Un vieux chanteur de country alcoolique entrevoit le bout du tunnel en s’éprenant d’une jeune journaliste. Un écrin en or pour un Jeff Bridges très inspiré.
L’histoire de Crazy Heart a déjà été racontée cent fois. Parfois mieux, la plupart du temps moins bien. Peu importe : sa force, comme celle des country songs qu’il célèbre, est de réussir à nous faire croire qu’il s’agit d’une première fois, encore et toujours.
L’Amérique, ses étendues infinies et ses routes cabossées, ses bouteilles de whisky et ses comptoirs usés, ses vieilles gloires et ses jeunes loups, ses descentes aux enfers et ses secondes chances, ses histoires d’amour impossibles et pourtant effectives…

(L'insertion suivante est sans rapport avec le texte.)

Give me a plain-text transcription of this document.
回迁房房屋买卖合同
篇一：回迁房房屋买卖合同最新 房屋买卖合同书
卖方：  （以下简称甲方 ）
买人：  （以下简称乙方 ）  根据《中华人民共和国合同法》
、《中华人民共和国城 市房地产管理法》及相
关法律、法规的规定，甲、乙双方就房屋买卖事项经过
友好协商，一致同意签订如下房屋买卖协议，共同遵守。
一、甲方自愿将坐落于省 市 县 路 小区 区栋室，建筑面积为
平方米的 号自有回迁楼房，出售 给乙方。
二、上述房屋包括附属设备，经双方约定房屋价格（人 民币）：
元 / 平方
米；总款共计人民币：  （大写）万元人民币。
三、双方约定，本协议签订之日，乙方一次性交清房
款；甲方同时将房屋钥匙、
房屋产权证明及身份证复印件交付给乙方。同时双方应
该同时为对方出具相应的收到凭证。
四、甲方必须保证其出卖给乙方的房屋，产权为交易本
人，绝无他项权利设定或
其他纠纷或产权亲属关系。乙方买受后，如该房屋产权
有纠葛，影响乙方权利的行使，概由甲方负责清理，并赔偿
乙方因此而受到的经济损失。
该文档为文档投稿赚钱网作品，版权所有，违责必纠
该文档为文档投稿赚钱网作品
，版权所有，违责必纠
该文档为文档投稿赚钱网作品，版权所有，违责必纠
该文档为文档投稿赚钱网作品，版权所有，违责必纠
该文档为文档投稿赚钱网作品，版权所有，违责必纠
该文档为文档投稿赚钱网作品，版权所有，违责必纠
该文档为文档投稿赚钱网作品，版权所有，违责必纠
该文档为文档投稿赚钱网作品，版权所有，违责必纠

Scott Cooper, le jeune auteur du film, et par ailleurs acteur, ne cherche jamais à éviter les clichés. Au contraire, il leur fonce droit dessus, les embrasse, s’y love confortablement, s’y plaît – mais jamais ne s’y complaît.
C’est toute la différence avec, par exemple, The Wrestler. Tandis que Darren Aronofsky, revenu de sa pompeuse cure de jouvence, affichait sa nouvelle sobriété visuelle comme un trophée, inventant là une sorte de discrétion ostentatoire, Scott Cooper, lui, manifeste une sérénité impressionnante, animé par le seul désir de sculpter un écrin pour ses acteurs.
A commencer par Jeff Bridges, en route pour les oscars, sans pour autant forcer le trait. Il joue Bad Blake, un chanteur de country has been, solitaire et alcoolique, qui écume les petites salles du sud des Etats-Unis, sans illusions.
Si un soir de concert la nausée le rattrape, il pose son chapeau sur le micro, sort, va vomir, et revient sur scène ; c’est aussi simple que cela. Jusqu’au jour où il tombe amoureux d’une jeune journaliste venue l’interviewer.
Celle-ci est interprétée par Maggie Gyllenhaal, toujours excellente dans les rôles de femmes rétives au bonheur, dans l’attente fébrile du changement…
Au cours des années 2000, les épaves ont eu tendance à remplacer les vieux beaux, les Connery, Redford, Costner ou Gere, qui se sont fait voler la vedette par les Stallone, Rourke, Willis ou Depardieu – Quand j’étais chanteur de Xavier Giannoli étant à la variété ce que Crazy Heart est à la country, c’est-à-dire ce que Michel Delpech est à Johnny Cash.
Jeff Bridges parvient, lui, à réconcilier les deux modèles : rocailleux et aérien à la fois.Il faut voir comment, assis sur le capot de son vieux truck, il répond à son rival et ancien élève (Colin Farrell, tout en retenue), venu lui proposer de le remettre en selle.
Les deux loups se jaugent, se reniflent, et, alors que le conflit d’ego attendu semble sur le point d’advenir, c’est soudain comme si la mise en scène prenait le plus vieux des deux par la main et lui chuchotait, au creux de l’oreille, “it’s gonna be allright”.
Et le faisait ensuite glisser doucement sur les arêtes d’un film lumineux qui, à la dramatisation factice et aux effets de manche, préfère l’insolente tranquillité de ceux qui n’ont rien à prouver.